Cast pointer that isn't nil to BOOL returns NO
I've recently encountered 开发者_如何学编程a very rarely reproducible bug. If I cast a pointer that isn't nil to BOOL for some reason I get NO!!!11 I know that BOOL is typedef of signed char. Can that be a problem?
If the pointer is of the form 0xNNNNNN00
or (on 64-bit) 0xNNNNNNNNNNNNNN00
, where N
is any hex digit, then a cast to BOOL
(an unsigned char
) will leave you with 0
since it will truncate all the non-zero bits.
To properly convert a pointer to BOOL
, use the inequality operator:
BOOL isNotNull = (myPointer != NULL);
Its because a pointer is 32 bit large and a char is just 8 bits. So when converting from a pointer to a char, it will trim 24 bits. So the possibility that the remaining 8 bits are just zeros is pretty high especially when the pointers address is high.

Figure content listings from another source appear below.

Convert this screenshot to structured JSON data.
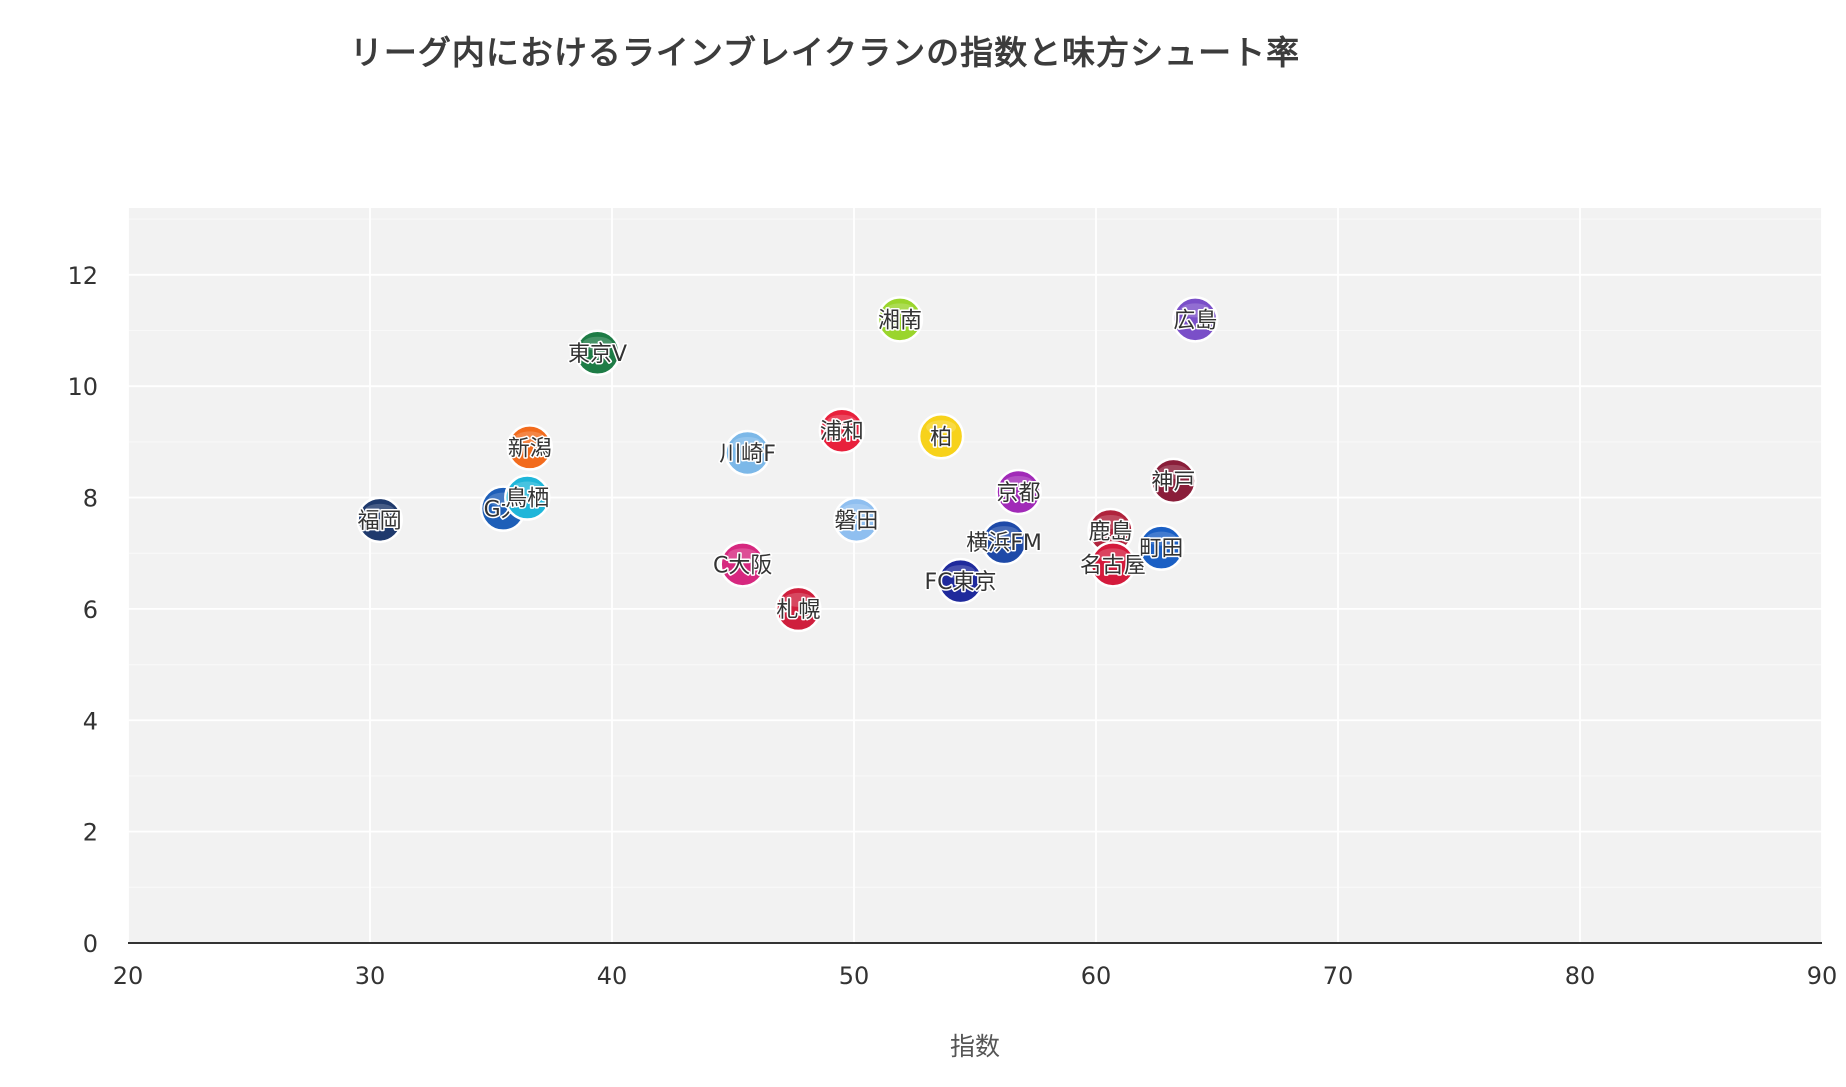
{
  "chart_data": {
    "type": "scatter",
    "title": "リーグ内におけるラインブレイクランの指数と味方シュート率",
    "xlabel": "指数",
    "ylabel": "",
    "xlim": [
      20,
      90
    ],
    "ylim": [
      0,
      13.2
    ],
    "x_ticks": [
      20,
      30,
      40,
      50,
      60,
      70,
      80,
      90
    ],
    "y_ticks": [
      0,
      2,
      4,
      6,
      8,
      10,
      12
    ],
    "grid": true,
    "legend": "none",
    "points": [
      {
        "label": "福岡",
        "x": 30.4,
        "y": 7.6,
        "color": "#1f3a6d"
      },
      {
        "label": "G大",
        "x": 35.5,
        "y": 7.8,
        "color": "#1e5fb8"
      },
      {
        "label": "鳥栖",
        "x": 36.5,
        "y": 8.0,
        "color": "#1fb6d9"
      },
      {
        "label": "新潟",
        "x": 36.6,
        "y": 8.9,
        "color": "#f26b1d"
      },
      {
        "label": "東京V",
        "x": 39.4,
        "y": 10.6,
        "color": "#1e7c46"
      },
      {
        "label": "C大阪",
        "x": 45.4,
        "y": 6.8,
        "color": "#d6287f"
      },
      {
        "label": "川崎F",
        "x": 45.6,
        "y": 8.8,
        "color": "#7cb8e8"
      },
      {
        "label": "札幌",
        "x": 47.7,
        "y": 6.0,
        "color": "#cf1f3d"
      },
      {
        "label": "浦和",
        "x": 49.5,
        "y": 9.2,
        "color": "#e8203c"
      },
      {
        "label": "磐田",
        "x": 50.1,
        "y": 7.6,
        "color": "#8fbff0"
      },
      {
        "label": "湘南",
        "x": 51.9,
        "y": 11.2,
        "color": "#9ad52c"
      },
      {
        "label": "柏",
        "x": 53.6,
        "y": 9.1,
        "color": "#f7d21b"
      },
      {
        "label": "FC東京",
        "x": 54.4,
        "y": 6.5,
        "color": "#1f2a9c"
      },
      {
        "label": "横浜FM",
        "x": 56.2,
        "y": 7.2,
        "color": "#1e4aa8"
      },
      {
        "label": "京都",
        "x": 56.8,
        "y": 8.1,
        "color": "#a12ab8"
      },
      {
        "label": "鹿島",
        "x": 60.6,
        "y": 7.4,
        "color": "#b0233c"
      },
      {
        "label": "名古屋",
        "x": 60.7,
        "y": 6.8,
        "color": "#d41a3c"
      },
      {
        "label": "町田",
        "x": 62.7,
        "y": 7.1,
        "color": "#1a5fc4"
      },
      {
        "label": "神戸",
        "x": 63.2,
        "y": 8.3,
        "color": "#8a1e3a"
      },
      {
        "label": "広島",
        "x": 64.1,
        "y": 11.2,
        "color": "#7a4fc8"
      }
    ]
  },
  "colors": {
    "plot_background": "#f2f2f2",
    "grid_major": "#ffffff",
    "grid_minor": "#f8f8f8",
    "axis_line": "#333333",
    "marker_outline": "#ffffff"
  }
}
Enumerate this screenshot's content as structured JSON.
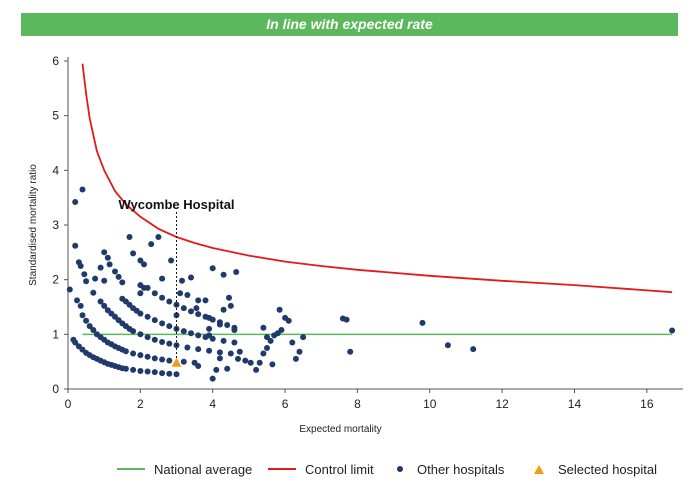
{
  "header": {
    "title": "In line with expected rate"
  },
  "colors": {
    "banner": "#5cb85c",
    "national": "#5cb85c",
    "control": "#e31a1c",
    "other": "#1f3a6b",
    "selected": "#f39c12",
    "axis": "#555555"
  },
  "legend": {
    "national": "National average",
    "control": "Control limit",
    "other": "Other hospitals",
    "selected": "Selected hospital"
  },
  "chart_data": {
    "type": "scatter",
    "xlabel": "Expected mortality",
    "ylabel": "Standardised mortality ratio",
    "xlim": [
      0,
      17
    ],
    "ylim": [
      0,
      6
    ],
    "x_ticks": [
      0,
      2,
      4,
      6,
      8,
      10,
      12,
      14,
      16
    ],
    "y_ticks": [
      0,
      1,
      2,
      3,
      4,
      5,
      6
    ],
    "grid": false,
    "legend_position": "bottom",
    "annotation": {
      "label": "Wycombe Hospital",
      "x": 3.0
    },
    "national_average": 1.0,
    "national_average_range": [
      0.4,
      16.7
    ],
    "control_limit": {
      "x": [
        0.4,
        0.5,
        0.6,
        0.8,
        1.0,
        1.3,
        1.6,
        2.0,
        2.5,
        3.0,
        3.5,
        4.0,
        5.0,
        6.0,
        7.0,
        8.0,
        10.0,
        12.0,
        14.0,
        16.7
      ],
      "y": [
        5.95,
        5.4,
        4.95,
        4.35,
        4.0,
        3.62,
        3.38,
        3.15,
        2.93,
        2.78,
        2.67,
        2.58,
        2.44,
        2.33,
        2.25,
        2.18,
        2.07,
        1.98,
        1.9,
        1.77
      ]
    },
    "series": [
      {
        "name": "Other hospitals",
        "points": [
          [
            0.2,
            3.42
          ],
          [
            0.4,
            3.65
          ],
          [
            0.2,
            2.62
          ],
          [
            0.3,
            2.32
          ],
          [
            0.35,
            2.25
          ],
          [
            0.45,
            2.1
          ],
          [
            0.5,
            1.97
          ],
          [
            0.75,
            2.02
          ],
          [
            0.7,
            1.76
          ],
          [
            0.05,
            1.82
          ],
          [
            0.25,
            1.62
          ],
          [
            0.35,
            1.52
          ],
          [
            0.9,
            2.22
          ],
          [
            1.0,
            2.5
          ],
          [
            1.1,
            2.4
          ],
          [
            1.15,
            2.28
          ],
          [
            1.3,
            2.15
          ],
          [
            1.4,
            2.05
          ],
          [
            1.0,
            1.98
          ],
          [
            1.7,
            2.78
          ],
          [
            1.8,
            2.48
          ],
          [
            2.0,
            2.35
          ],
          [
            2.1,
            2.28
          ],
          [
            2.3,
            2.65
          ],
          [
            2.5,
            2.78
          ],
          [
            2.85,
            2.35
          ],
          [
            2.6,
            2.02
          ],
          [
            3.15,
            1.98
          ],
          [
            3.4,
            2.04
          ],
          [
            3.55,
            1.48
          ],
          [
            3.8,
            1.62
          ],
          [
            4.0,
            2.21
          ],
          [
            4.3,
            2.09
          ],
          [
            4.65,
            2.14
          ],
          [
            4.45,
            1.67
          ],
          [
            3.0,
            1.35
          ],
          [
            1.5,
            1.95
          ],
          [
            2.0,
            1.75
          ],
          [
            0.15,
            0.9
          ],
          [
            0.2,
            0.85
          ],
          [
            0.3,
            0.78
          ],
          [
            0.4,
            0.72
          ],
          [
            0.5,
            0.66
          ],
          [
            0.6,
            0.62
          ],
          [
            0.7,
            0.58
          ],
          [
            0.8,
            0.55
          ],
          [
            0.9,
            0.52
          ],
          [
            1.0,
            0.49
          ],
          [
            1.1,
            0.46
          ],
          [
            1.2,
            0.44
          ],
          [
            1.3,
            0.42
          ],
          [
            1.4,
            0.4
          ],
          [
            1.5,
            0.38
          ],
          [
            1.6,
            0.37
          ],
          [
            1.8,
            0.35
          ],
          [
            2.0,
            0.33
          ],
          [
            2.2,
            0.32
          ],
          [
            2.4,
            0.31
          ],
          [
            2.6,
            0.29
          ],
          [
            2.8,
            0.28
          ],
          [
            3.0,
            0.27
          ],
          [
            0.4,
            1.35
          ],
          [
            0.5,
            1.25
          ],
          [
            0.6,
            1.15
          ],
          [
            0.7,
            1.08
          ],
          [
            0.8,
            1.0
          ],
          [
            0.9,
            0.95
          ],
          [
            1.0,
            0.9
          ],
          [
            1.1,
            0.85
          ],
          [
            1.2,
            0.82
          ],
          [
            1.3,
            0.78
          ],
          [
            1.4,
            0.75
          ],
          [
            1.5,
            0.72
          ],
          [
            1.6,
            0.69
          ],
          [
            1.8,
            0.65
          ],
          [
            2.0,
            0.62
          ],
          [
            2.2,
            0.59
          ],
          [
            2.4,
            0.56
          ],
          [
            2.6,
            0.54
          ],
          [
            2.8,
            0.52
          ],
          [
            3.2,
            0.5
          ],
          [
            3.5,
            0.48
          ],
          [
            0.9,
            1.6
          ],
          [
            1.0,
            1.52
          ],
          [
            1.1,
            1.44
          ],
          [
            1.2,
            1.38
          ],
          [
            1.3,
            1.32
          ],
          [
            1.4,
            1.26
          ],
          [
            1.5,
            1.2
          ],
          [
            1.6,
            1.15
          ],
          [
            1.7,
            1.1
          ],
          [
            1.8,
            1.06
          ],
          [
            2.0,
            1.0
          ],
          [
            2.2,
            0.95
          ],
          [
            2.4,
            0.9
          ],
          [
            2.6,
            0.86
          ],
          [
            2.8,
            0.83
          ],
          [
            3.0,
            0.8
          ],
          [
            3.3,
            0.76
          ],
          [
            3.6,
            0.73
          ],
          [
            3.9,
            0.7
          ],
          [
            4.2,
            0.67
          ],
          [
            4.5,
            0.65
          ],
          [
            1.5,
            1.65
          ],
          [
            1.6,
            1.6
          ],
          [
            1.7,
            1.54
          ],
          [
            1.8,
            1.48
          ],
          [
            1.9,
            1.43
          ],
          [
            2.0,
            1.38
          ],
          [
            2.2,
            1.32
          ],
          [
            2.4,
            1.26
          ],
          [
            2.6,
            1.2
          ],
          [
            2.8,
            1.15
          ],
          [
            3.0,
            1.1
          ],
          [
            3.2,
            1.06
          ],
          [
            3.4,
            1.02
          ],
          [
            3.6,
            0.98
          ],
          [
            3.8,
            0.95
          ],
          [
            4.0,
            0.92
          ],
          [
            4.3,
            0.88
          ],
          [
            4.6,
            0.85
          ],
          [
            2.2,
            1.85
          ],
          [
            2.4,
            1.75
          ],
          [
            2.6,
            1.67
          ],
          [
            2.8,
            1.6
          ],
          [
            3.0,
            1.54
          ],
          [
            3.2,
            1.48
          ],
          [
            3.4,
            1.42
          ],
          [
            3.6,
            1.37
          ],
          [
            3.8,
            1.32
          ],
          [
            4.0,
            1.27
          ],
          [
            4.2,
            1.22
          ],
          [
            4.4,
            1.17
          ],
          [
            4.6,
            1.12
          ],
          [
            2.0,
            1.9
          ],
          [
            2.1,
            1.85
          ],
          [
            3.1,
            1.75
          ],
          [
            3.3,
            1.72
          ],
          [
            3.6,
            1.62
          ],
          [
            3.9,
            1.3
          ],
          [
            4.3,
            1.45
          ],
          [
            4.5,
            1.52
          ],
          [
            4.2,
            1.18
          ],
          [
            4.6,
            1.08
          ],
          [
            3.9,
            1.1
          ],
          [
            3.9,
            0.98
          ],
          [
            3.6,
            0.42
          ],
          [
            4.1,
            0.35
          ],
          [
            4.4,
            0.37
          ],
          [
            4.2,
            0.56
          ],
          [
            4.0,
            0.19
          ],
          [
            4.7,
            0.55
          ],
          [
            4.75,
            0.68
          ],
          [
            4.9,
            0.52
          ],
          [
            5.05,
            0.48
          ],
          [
            5.2,
            0.35
          ],
          [
            5.3,
            0.48
          ],
          [
            5.4,
            0.65
          ],
          [
            5.5,
            0.75
          ],
          [
            5.6,
            0.88
          ],
          [
            5.7,
            0.98
          ],
          [
            5.8,
            1.02
          ],
          [
            5.9,
            1.08
          ],
          [
            6.0,
            1.3
          ],
          [
            6.1,
            1.25
          ],
          [
            6.2,
            0.85
          ],
          [
            6.3,
            0.55
          ],
          [
            6.4,
            0.68
          ],
          [
            6.5,
            0.95
          ],
          [
            5.85,
            1.45
          ],
          [
            5.65,
            0.45
          ],
          [
            5.4,
            1.12
          ],
          [
            5.5,
            0.95
          ],
          [
            7.6,
            1.29
          ],
          [
            7.7,
            1.27
          ],
          [
            7.8,
            0.68
          ],
          [
            9.8,
            1.21
          ],
          [
            10.5,
            0.8
          ],
          [
            11.2,
            0.73
          ],
          [
            16.7,
            1.07
          ]
        ]
      },
      {
        "name": "Selected hospital",
        "points": [
          [
            3.0,
            0.48
          ]
        ]
      }
    ]
  }
}
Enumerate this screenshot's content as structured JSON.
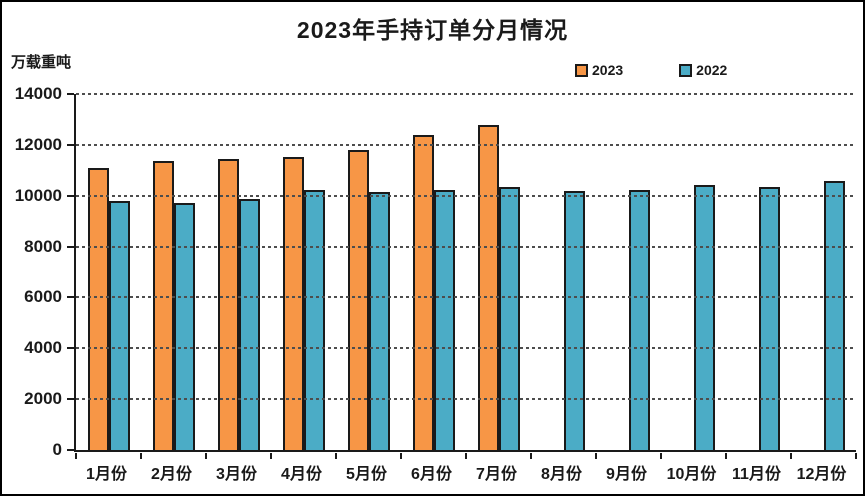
{
  "title": "2023年手持订单分月情况",
  "unit_label": "万载重吨",
  "legend": {
    "items": [
      {
        "label": "2023",
        "color": "#F79646"
      },
      {
        "label": "2022",
        "color": "#4BACC6"
      }
    ]
  },
  "colors": {
    "bar_2023": "#F79646",
    "bar_2022": "#4BACC6",
    "bar_border": "#1a1a1a",
    "gridline": "#4d4d4d",
    "axis": "#1a1a1a",
    "text": "#1a1a1a",
    "background": "#ffffff"
  },
  "chart_data": {
    "type": "bar",
    "title": "2023年手持订单分月情况",
    "ylabel": "万载重吨",
    "xlabel": "",
    "categories": [
      "1月份",
      "2月份",
      "3月份",
      "4月份",
      "5月份",
      "6月份",
      "7月份",
      "8月份",
      "9月份",
      "10月份",
      "11月份",
      "12月份"
    ],
    "series": [
      {
        "name": "2023",
        "color": "#F79646",
        "values": [
          11110,
          11370,
          11450,
          11520,
          11780,
          12380,
          12780,
          null,
          null,
          null,
          null,
          null
        ]
      },
      {
        "name": "2022",
        "color": "#4BACC6",
        "values": [
          9780,
          9720,
          9880,
          10220,
          10130,
          10230,
          10330,
          10200,
          10240,
          10440,
          10350,
          10560
        ]
      }
    ],
    "ylim": [
      0,
      14000
    ],
    "ytick_step": 2000,
    "ytick_labels": [
      "0",
      "2000",
      "4000",
      "6000",
      "8000",
      "10000",
      "12000",
      "14000"
    ],
    "grid": "horizontal-dashed",
    "legend_position": "top-right"
  }
}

What you can do is the following:
BOOL myBool = (myPointer != NULL); // This will evaluate if the pointer is true (>0) or false (NULL)
BOOL
is not a type that should be used, for this exact reason. In fact I can think of little use for a boolean-type variable (as opposed to just using the original value, pointer or whatever, on which it's based) except in the case of giant bit arrays where you'd need special code to address bits. If you really want a boolean type, use C99 _Bool
(or bool
in stdbool.h
) which has the correct conversion semantics rather than modulo-256 reduction.